Ilya 1/2/21

Thoughts by Richard Bleil

Today Ilya crossed my mind. After graduating with my bachelor’s degree in chemistry, but before beginning my Ph.D., I worked with Ilya as an analytical chemist at an environmental lab, one of many built on the EPA Superfund, and lost after the funding dried up. The Superfund was highly effective, actually, and something that people have forgotten about. Prior to the Superfund, our environment was in serious trouble. The Ohio River outside of Cleveland caught on fire several times, and the soot in the air in New York City was so bad that rose quartz buildings were turning grayish black. People don’t remember what it was like forty years ago, which is why many of the regulations that have helped to clean the environment have been rolled back.

The nation was divided into “regions”, with different Superfund labs assigned to various regions. We were working the Northeast region of the country, and were testing water, soil, oil and air for pesticides, herbicides, asbestos and PCB’s (an additive that used to be used in transformer oil). One of the soil samples we received was so high in DDT that it knocked one of our highly attuned instruments offline for about a month as we cleaned and recleaned it. The instruments were tuned to detect pesticides in the parts-per-million range, but this sample was estimated to be 30%. The EPA would take these samples and send them to the Superfund labs. If the contamination was over a certain percentage, they could bring lawsuit to the landowner, if possible, although it often was not because the company that owned it was out of business, or it was a plot owned by the military. Regardless of lawsuits, if the contamination was too high the EPA would “mitigate”, meaning they cleaned it up to bring the levels back down.

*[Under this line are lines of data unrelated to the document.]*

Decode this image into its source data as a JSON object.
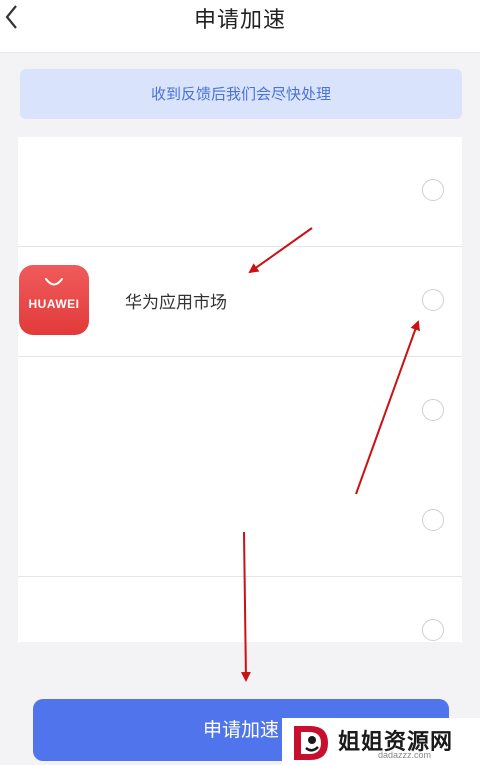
{
  "header": {
    "title": "申请加速"
  },
  "notice": {
    "text": "收到反馈后我们会尽快处理"
  },
  "app_list": {
    "items": [
      {
        "name": "",
        "selected": false
      },
      {
        "name": "华为应用市场",
        "icon_brand": "HUAWEI",
        "selected": false
      },
      {
        "name": "",
        "selected": false
      },
      {
        "name": "",
        "selected": false
      },
      {
        "name": "",
        "selected": false
      }
    ]
  },
  "footer": {
    "submit_label": "申请加速"
  },
  "watermark": {
    "text": "姐姐资源网",
    "domain": "dadazzz.com"
  },
  "colors": {
    "accent": "#4f74ec",
    "notice_bg": "#d9e3fb",
    "notice_text": "#4a73d6",
    "huawei_red": "#e23a3a",
    "annotation_arrow": "#cc1111"
  },
  "icons": [
    "back-icon",
    "huawei-appgallery-icon",
    "radio-icon"
  ]
}
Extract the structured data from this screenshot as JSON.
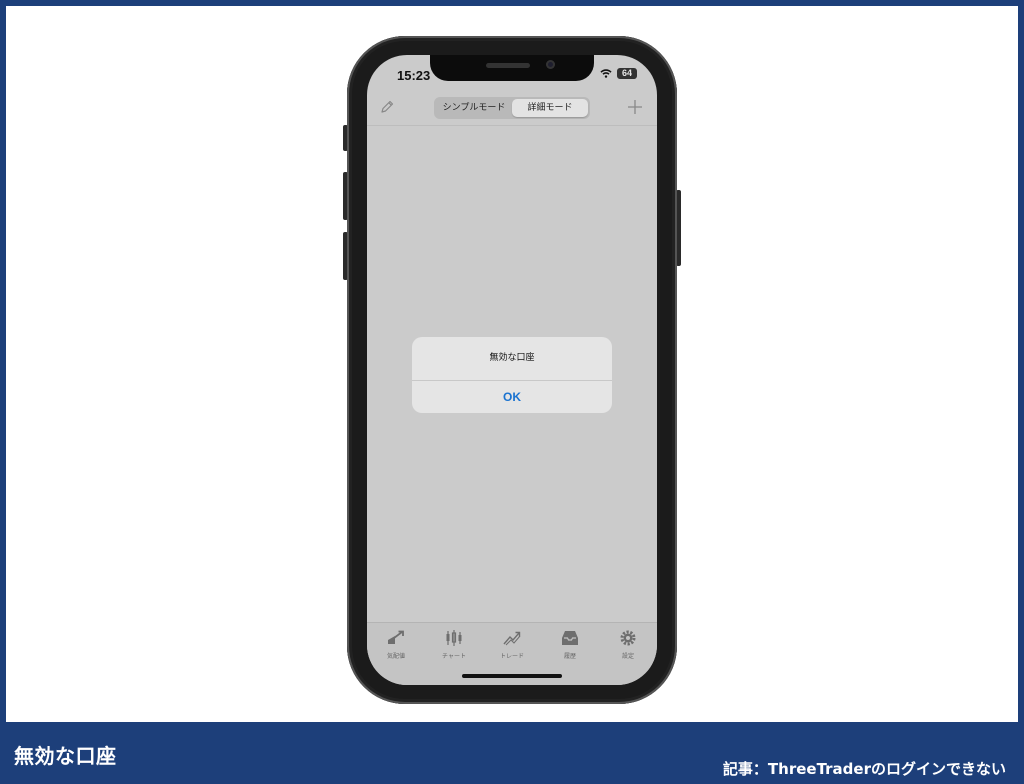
{
  "status_bar": {
    "time": "15:23",
    "battery": "64"
  },
  "nav": {
    "segments": [
      {
        "label": "シンプルモード",
        "active": false
      },
      {
        "label": "詳細モード",
        "active": true
      }
    ]
  },
  "alert": {
    "title": "無効な口座",
    "ok_label": "OK"
  },
  "tab_bar": [
    {
      "icon": "quotes-icon",
      "label": "気配値"
    },
    {
      "icon": "chart-icon",
      "label": "チャート"
    },
    {
      "icon": "trade-icon",
      "label": "トレード"
    },
    {
      "icon": "history-icon",
      "label": "履歴"
    },
    {
      "icon": "settings-icon",
      "label": "設定"
    }
  ],
  "caption": {
    "title": "無効な口座",
    "note": "記事：ThreeTraderのログインできない"
  },
  "colors": {
    "frame": "#1d3f7a",
    "accent": "#1a73d0",
    "screen_dim": "#cbcbcb"
  }
}
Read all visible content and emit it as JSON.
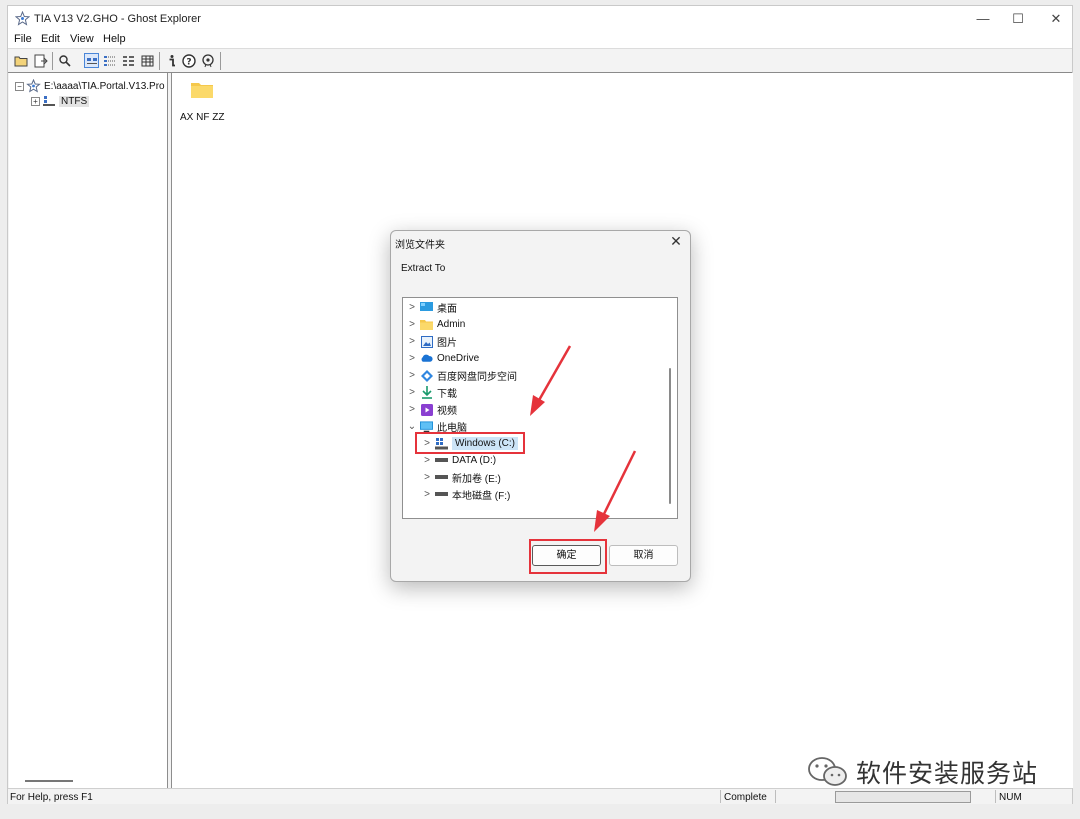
{
  "window": {
    "title": "TIA V13 V2.GHO - Ghost Explorer",
    "minimize_glyph": "—",
    "maximize_glyph": "☐",
    "close_glyph": "✕"
  },
  "menu": [
    {
      "label": "File"
    },
    {
      "label": "Edit"
    },
    {
      "label": "View"
    },
    {
      "label": "Help"
    }
  ],
  "toolbar": {
    "icons": [
      "open-folder-icon",
      "extract-icon",
      "find-icon",
      "large-icons-icon",
      "small-icons-icon",
      "list-icon",
      "details-icon",
      "info-icon",
      "help-icon",
      "about-icon"
    ]
  },
  "tree": {
    "root_label": "E:\\aaaa\\TIA.Portal.V13.Pro",
    "root_expander": "−",
    "child_label": "NTFS",
    "child_expander": "+"
  },
  "files": [
    {
      "name": "AX NF ZZ"
    }
  ],
  "status": {
    "help": "For Help, press F1",
    "state": "Complete",
    "num": "NUM"
  },
  "dialog": {
    "title": "浏览文件夹",
    "close_glyph": "✕",
    "prompt": "Extract To",
    "items": [
      {
        "label": "桌面",
        "chevron": ">",
        "icon": "desktop-icon"
      },
      {
        "label": "Admin",
        "chevron": ">",
        "icon": "user-folder-icon"
      },
      {
        "label": "图片",
        "chevron": ">",
        "icon": "pictures-icon"
      },
      {
        "label": "OneDrive",
        "chevron": ">",
        "icon": "onedrive-icon"
      },
      {
        "label": "百度网盘同步空间",
        "chevron": ">",
        "icon": "baidu-netdisk-icon"
      },
      {
        "label": "下载",
        "chevron": ">",
        "icon": "download-icon"
      },
      {
        "label": "视频",
        "chevron": ">",
        "icon": "video-icon"
      },
      {
        "label": "此电脑",
        "chevron": "⌄",
        "icon": "this-pc-icon"
      },
      {
        "label": "Windows (C:)",
        "chevron": ">",
        "icon": "windows-drive-icon",
        "selected": true
      },
      {
        "label": "DATA (D:)",
        "chevron": ">",
        "icon": "drive-icon"
      },
      {
        "label": "新加卷 (E:)",
        "chevron": ">",
        "icon": "drive-icon"
      },
      {
        "label": "本地磁盘 (F:)",
        "chevron": ">",
        "icon": "drive-icon"
      }
    ],
    "ok_label": "确定",
    "cancel_label": "取消"
  },
  "watermark": {
    "text": "软件安装服务站"
  },
  "colors": {
    "highlight_red": "#e5333b",
    "selection_blue": "#cce4f7",
    "folder_yellow": "#f5c84c"
  }
}
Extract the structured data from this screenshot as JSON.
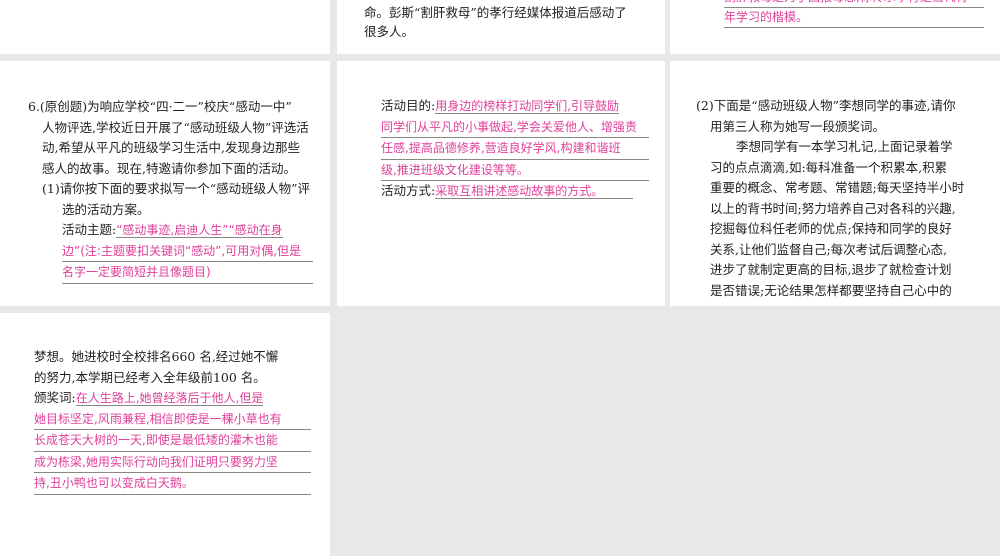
{
  "top": {
    "mid_lines": [
      "命。彭斯“割肝救母”的孝行经媒体报道后感动了",
      "很多人。"
    ],
    "right_answer": [
      "割肝救母是为了回报母恩,你传承孝行是当代青",
      "年学习的楷模。"
    ]
  },
  "q6": {
    "intro": [
      "6.(原创题)为响应学校“四·二一”校庆“感动一中”",
      "人物评选,学校近日开展了“感动班级人物”评选活",
      "动,希望从平凡的班级学习生活中,发现身边那些",
      "感人的故事。现在,特邀请你参加下面的活动。"
    ],
    "part1": [
      "(1)请你按下面的要求拟写一个“感动班级人物”评",
      "选的活动方案。"
    ],
    "theme_label": "活动主题:",
    "theme_answer": [
      "“感动事迹,启迪人生”“感动在身",
      "边”(注:主题要扣关键词“感动”,可用对偶,但是",
      "名字一定要简短并且像题目)"
    ],
    "purpose_label": "活动目的:",
    "purpose_answer": [
      "用身边的榜样打动同学们,引导鼓励",
      "同学们从平凡的小事做起,学会关爱他人、增强责",
      "任感,提高品德修养,营造良好学风,构建和谐班",
      "级,推进班级文化建设等等。"
    ],
    "method_label": "活动方式:",
    "method_answer": "采取互相讲述感动故事的方式。",
    "part2": [
      "(2)下面是“感动班级人物”李想同学的事迹,请你",
      "用第三人称为她写一段颁奖词。"
    ],
    "story": [
      "李想同学有一本学习札记,上面记录着学",
      "习的点点滴滴,如:每科准备一个积累本,积累",
      "重要的概念、常考题、常错题;每天坚持半小时",
      "以上的背书时间;努力培养自己对各科的兴趣,",
      "挖掘每位科任老师的优点;保持和同学的良好",
      "关系,让他们监督自己;每次考试后调整心态,",
      "进步了就制定更高的目标,退步了就检查计划",
      "是否错误;无论结果怎样都要坚持自己心中的"
    ],
    "story_cont": [
      "梦想。她进校时全校排名660 名,经过她不懈",
      "的努力,本学期已经考入全年级前100 名。"
    ],
    "award_label": "颁奖词:",
    "award_answer": [
      "在人生路上,她曾经落后于他人,但是",
      "她目标坚定,风雨兼程,相信即使是一棵小草也有",
      "长成苍天大树的一天,即使是最低矮的灌木也能",
      "成为栋梁,她用实际行动向我们证明只要努力坚",
      "持,丑小鸭也可以变成白天鹅。"
    ]
  }
}
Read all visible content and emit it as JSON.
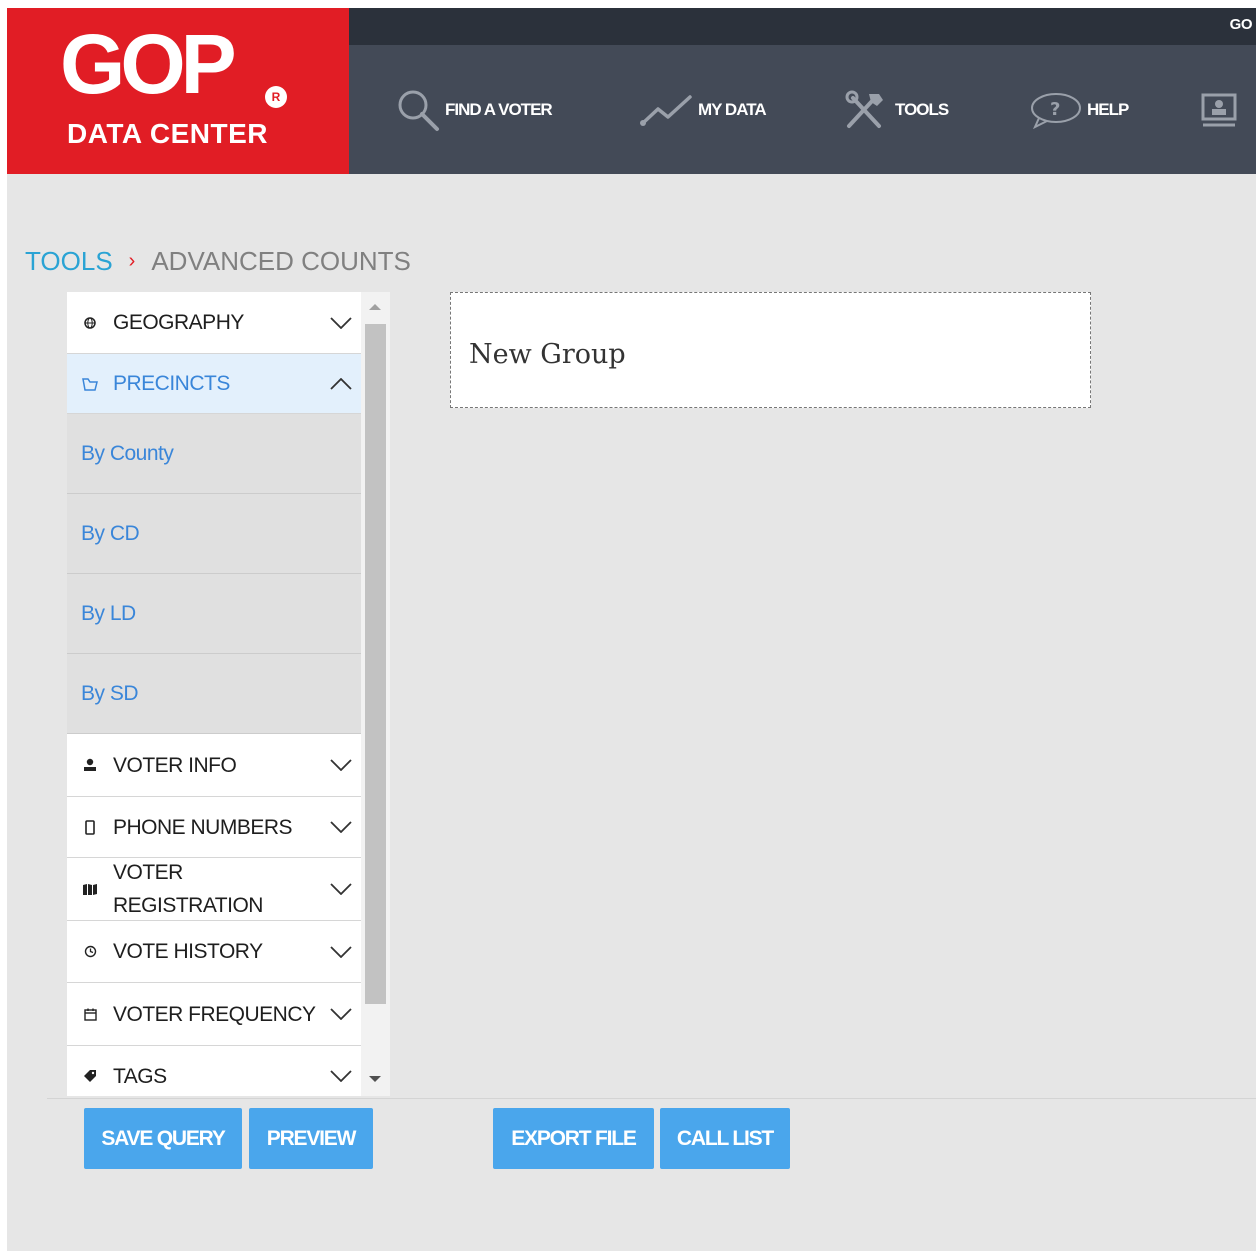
{
  "brand": {
    "name": "GOP",
    "registered": "R",
    "subtitle": "DATA CENTER"
  },
  "topbar": {
    "text": "GO"
  },
  "nav": [
    {
      "label": "FIND A VOTER",
      "icon": "search-icon"
    },
    {
      "label": "MY DATA",
      "icon": "chart-line-icon"
    },
    {
      "label": "TOOLS",
      "icon": "tools-icon"
    },
    {
      "label": "HELP",
      "icon": "help-bubble-icon"
    },
    {
      "label": "",
      "icon": "user-monitor-icon"
    }
  ],
  "breadcrumb": {
    "parent": "TOOLS",
    "separator": "›",
    "current": "ADVANCED COUNTS"
  },
  "sidebar": {
    "sections": [
      {
        "label": "GEOGRAPHY",
        "icon": "globe-icon",
        "expanded": false
      },
      {
        "label": "PRECINCTS",
        "icon": "precinct-icon",
        "expanded": true
      },
      {
        "label": "VOTER INFO",
        "icon": "person-icon",
        "expanded": false
      },
      {
        "label": "PHONE NUMBERS",
        "icon": "phone-icon",
        "expanded": false
      },
      {
        "label": "VOTER REGISTRATION",
        "line1": "VOTER",
        "line2": "REGISTRATION",
        "icon": "map-icon",
        "expanded": false
      },
      {
        "label": "VOTE HISTORY",
        "icon": "history-icon",
        "expanded": false
      },
      {
        "label": "VOTER FREQUENCY",
        "icon": "calendar-icon",
        "expanded": false
      },
      {
        "label": "TAGS",
        "icon": "tag-icon",
        "expanded": false
      }
    ],
    "precinct_items": [
      "By County",
      "By CD",
      "By LD",
      "By SD"
    ]
  },
  "group": {
    "title": "New Group"
  },
  "buttons": {
    "save_query": "SAVE QUERY",
    "preview": "PREVIEW",
    "export_file": "EXPORT FILE",
    "call_list": "CALL LIST"
  },
  "colors": {
    "brand_red": "#e11d25",
    "nav_bg": "#434a57",
    "topbar_bg": "#2b313b",
    "accent_blue": "#4aa6ec",
    "link_blue": "#3a86d9",
    "crumb_blue": "#2aa3d4"
  }
}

This little lab where I worked had hired me fresh out of college to work on their GC/MS, one of the premiere instruments in analytical chemistry even today. They didn’t want to pay the salary expected for experienced chemists on this instrument, so they hired me to fix it, learn it and use it. Which I did. Ilya worked on a GC/FID, similar instrument (GC, or “Gas Chromatograph, designed to separate out the individual components of a mixture in the gaseous state) but with a different detector (mine as an MS, or Mass Spectrograph that smashed apart the components and looked at the mass of the resulting pieces, versus FID, or “Flame Ionization Detector”, that burned the components and looked for the ion signature). Both are widely used today. For example, in modern forensic labs, the GC/FID is used for blood alcohol analysis, and the GC/MS is used in narcotics labs.

Ilya was a good, solid chemist. He came from Iran and had a moderate but somehow still incomplete grasp of the English language. His wife, sill in Iran, called him at work one day. The three women working in the front office all came back, excited to share the news with him, excitedly saying, “Ilya, you lucky dog, your wife is on the phone!” He replied, “Yes, I am lucky dog, because I work with a bunch of bitches.” He meant no offense but simply assumed that if he is a dog, then it must be okay to call them dogs as well and the female dog is “bitch”. Innocent intention notwithstanding, the three turned and stormed out in a huff, the last one looking at me and snapping, “YOU explain it to him!!!”

Poor guy. He rather liked me, by the way. One day he explained to me how he created his calibration curve out of three standards of different concentrations, but, he said, if he eliminated one of the three, his correlation of linearity for the other two standards was always 100%. I pointed out to him that a two-point calibration curve will always give 100% linear correlation because two points define a line. He thought I was brilliant after this.

But he wasn’t treated fairly. One day he asked what my salary was. Still new and “wet behind the ears”, I caved and told him. That definitely got me into a lot of trouble, because immediately he complained. Well, first of all, he thought I gave him my hourly rate while I gave the annual salary, but beyond that, he was severely underpaid. My supervisor, in chewing me out, told me that Ilya had basically “hired himself”. Desperate for a job, he walked in (back when you could still do that) and offered to work so cheaply that they couldn’t say no. Basically, he wanted to prove himself to them in the hopes that eventually they would pay him what his experience and abilities were actually worth.

Unfortunately, that’s not how American industry works. As we learn time and time again with financial incentives that are rarely spent where they are supposed to be (consider the loans that were meant to go to small businesses to protect salaries, yet largely went to enormous corporations and were spent on stock buybacks), businesses have no ethics, or at least are not as ethical as we hope they would be. Ilya made the mistake of underselling himself, and as long as he continued to work there, the company was happy to continue exploiting his talents while stuffing the money he deserved into their own pockets.

I don’t know where Ilya is today, but I hope he is doing well and happy.